I’ll be working with the University of East London Business School and working to rethink the question of trust through the idea of investment or capital. Trust is absolutely central to investment. It requires you to put your economic, emotional, social and political hopes in something. We’ll look at everything from financial capital to things like social and political capital.

The project will result in several initiatives: a conference featuring a variety of scholars, as well as a book. It involves the University of East London, Leeds Metropolitan, Center for the Study of Pakistan at the School for Oriental and African Studies in London, UEL Business School, the Postcolonial Research Group, New York University and the Muslim Studies Program at Michigan State University.

Q: What is the new course you’ll be teaching in the spring?

A: It’ll actually be two courses that are linked, but not necessarily sequential. The first begins in the spring and is a history of business and banking in South Asia.

The course is designed to accomplish several things. One of them is to get students to rethink some of the philosophical concepts around business and banking. This includes things like the promissory note, which is essentially what money is. If you look at Indian money, for example, it says on it “I promise to pay the bearer.” 

Then we’re going to look at histories of practices, which include trading networks, local merchants and banking networks, and artisanal labor. We’ll also look at religious communities and their engagement with finance and business. So we’ll study trading networks, including Roman trading, Indian Ocean trade and African trade. I’ll probably start around 2000 B.C. with the Sumerian and Mesopotamian trading system.

Q: What’s the advantage of an interdisciplinary approach to scholarship?

A: I don’t do anything that’s not interdisciplinary, because I just don’t think that way. Every subject leads to the study of other subjects.

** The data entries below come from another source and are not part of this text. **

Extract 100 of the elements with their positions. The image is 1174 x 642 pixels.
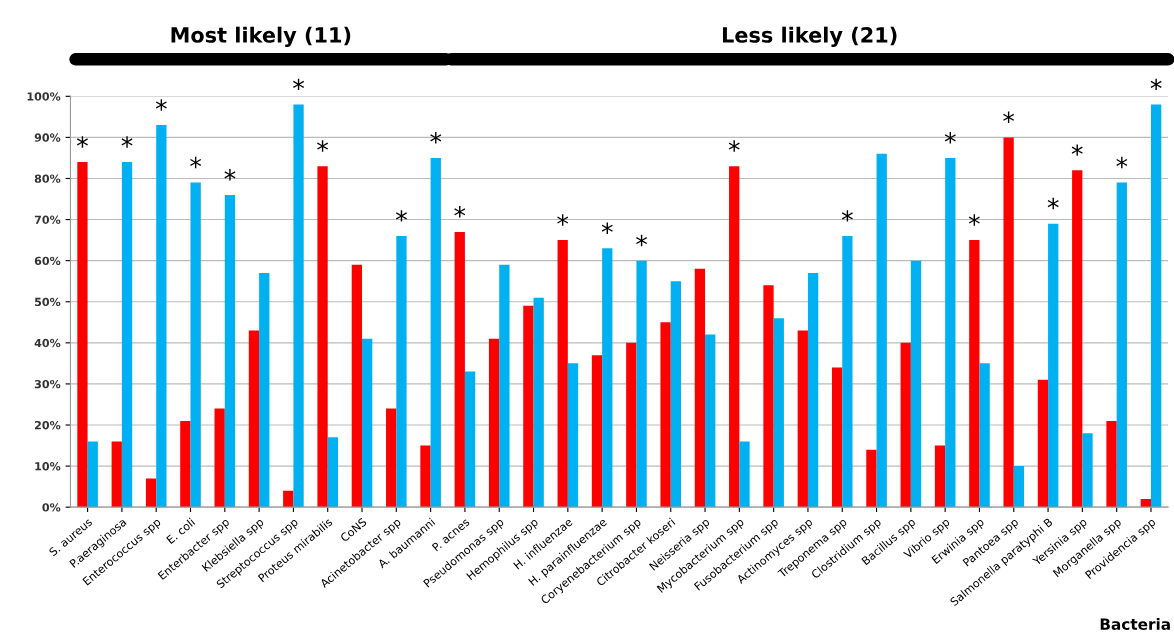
bar <box>831 367 843 508</box>
bar <box>979 363 990 508</box>
bar <box>763 285 774 508</box>
y-tick-label: 10% <box>35 462 61 471</box>
bar <box>145 478 157 508</box>
annotation: * <box>944 132 956 144</box>
annotation: * <box>121 136 133 148</box>
bar <box>454 231 465 508</box>
bar <box>190 182 201 508</box>
annotation: * <box>454 206 466 218</box>
bar <box>842 236 853 508</box>
bar <box>1116 182 1127 508</box>
annotation: * <box>636 234 648 247</box>
bar <box>591 355 603 508</box>
bar <box>1140 498 1151 508</box>
bar <box>807 272 819 508</box>
bar <box>121 162 133 508</box>
y-tick-label: 70% <box>34 215 61 224</box>
bar <box>945 157 956 508</box>
y-tick-label: 90% <box>34 133 61 142</box>
y-tick-label: 20% <box>35 420 61 430</box>
bar <box>636 260 647 508</box>
bar <box>934 445 946 508</box>
bar <box>660 322 671 508</box>
bar <box>523 305 534 508</box>
bar <box>557 240 568 508</box>
annotation: * <box>728 140 740 152</box>
y-tick-label: 50% <box>34 297 61 307</box>
bar <box>1013 466 1025 508</box>
bar <box>1003 137 1014 508</box>
bar <box>969 240 980 508</box>
bar <box>910 260 922 508</box>
bar <box>180 420 191 508</box>
bar <box>1072 170 1083 508</box>
y-tick-label: 100% <box>27 92 61 101</box>
bar <box>694 268 706 508</box>
annotation: * <box>1047 197 1059 210</box>
y-tick-label: 40% <box>34 338 61 348</box>
annotation: * <box>317 140 329 152</box>
annotation: * <box>1116 156 1128 169</box>
y-tick-label: 30% <box>34 379 61 389</box>
bar <box>626 342 637 508</box>
annotation: * <box>224 169 236 181</box>
bar <box>351 264 363 508</box>
text: Most likely (11) <box>171 26 351 47</box>
bar <box>488 338 500 508</box>
annotation: * <box>1071 144 1083 156</box>
bar <box>866 449 877 508</box>
annotation: * <box>601 222 613 234</box>
bar <box>77 162 88 508</box>
bar <box>396 236 407 508</box>
bar <box>499 264 510 508</box>
bar <box>111 441 122 508</box>
bar <box>1048 223 1059 508</box>
bar <box>739 441 750 508</box>
annotation: * <box>76 136 88 148</box>
bar <box>259 272 270 508</box>
bar <box>705 334 716 508</box>
annotation: * <box>395 210 407 222</box>
bar <box>156 125 167 508</box>
bar <box>293 104 304 508</box>
annotation: * <box>841 210 853 222</box>
bar <box>773 318 784 508</box>
bar <box>729 166 740 508</box>
bar <box>900 342 911 508</box>
bar <box>317 166 328 508</box>
bar <box>602 248 613 508</box>
bar <box>420 445 431 508</box>
annotation: * <box>190 156 202 169</box>
bar <box>1150 104 1162 508</box>
bar <box>797 330 808 508</box>
annotation: * <box>557 214 569 226</box>
annotation: * <box>155 99 167 111</box>
bar <box>1082 433 1093 508</box>
bar <box>87 441 98 508</box>
bar <box>1037 379 1049 508</box>
bar <box>430 157 441 508</box>
bar <box>214 408 225 508</box>
text: Less likely (21) <box>722 26 897 47</box>
y-tick-label: 60% <box>34 256 61 266</box>
annotation: * <box>1003 111 1015 123</box>
annotation: * <box>293 78 305 91</box>
bar <box>283 490 294 508</box>
y-tick-label: 80% <box>34 174 61 183</box>
annotation: * <box>1150 78 1162 91</box>
bar <box>533 297 544 508</box>
bar <box>1106 420 1117 508</box>
bar <box>327 437 338 508</box>
bar <box>876 153 887 508</box>
annotation: * <box>430 132 442 144</box>
bar <box>224 194 236 508</box>
bar <box>567 363 579 508</box>
bar <box>670 281 682 508</box>
bar <box>362 338 373 508</box>
bar <box>248 330 260 508</box>
x-axis-title: Bacteria <box>1100 618 1170 630</box>
y-tick-label: 0% <box>42 503 61 512</box>
bar <box>386 408 397 508</box>
bar <box>464 371 476 508</box>
annotation: * <box>968 214 980 226</box>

As an example, I’m currently looking at the work of a 19th-century poet, Ghalib, whose work has some relation to the study of pensions. He was receiving a pension from the East India Company that had been given to his family, and there was a family fight over the pension. At the same time, he was writing poetry on trust. I’m actually looking at some of Ghalib’s exchanges with the East India Company to see if it had any relation to his poetry.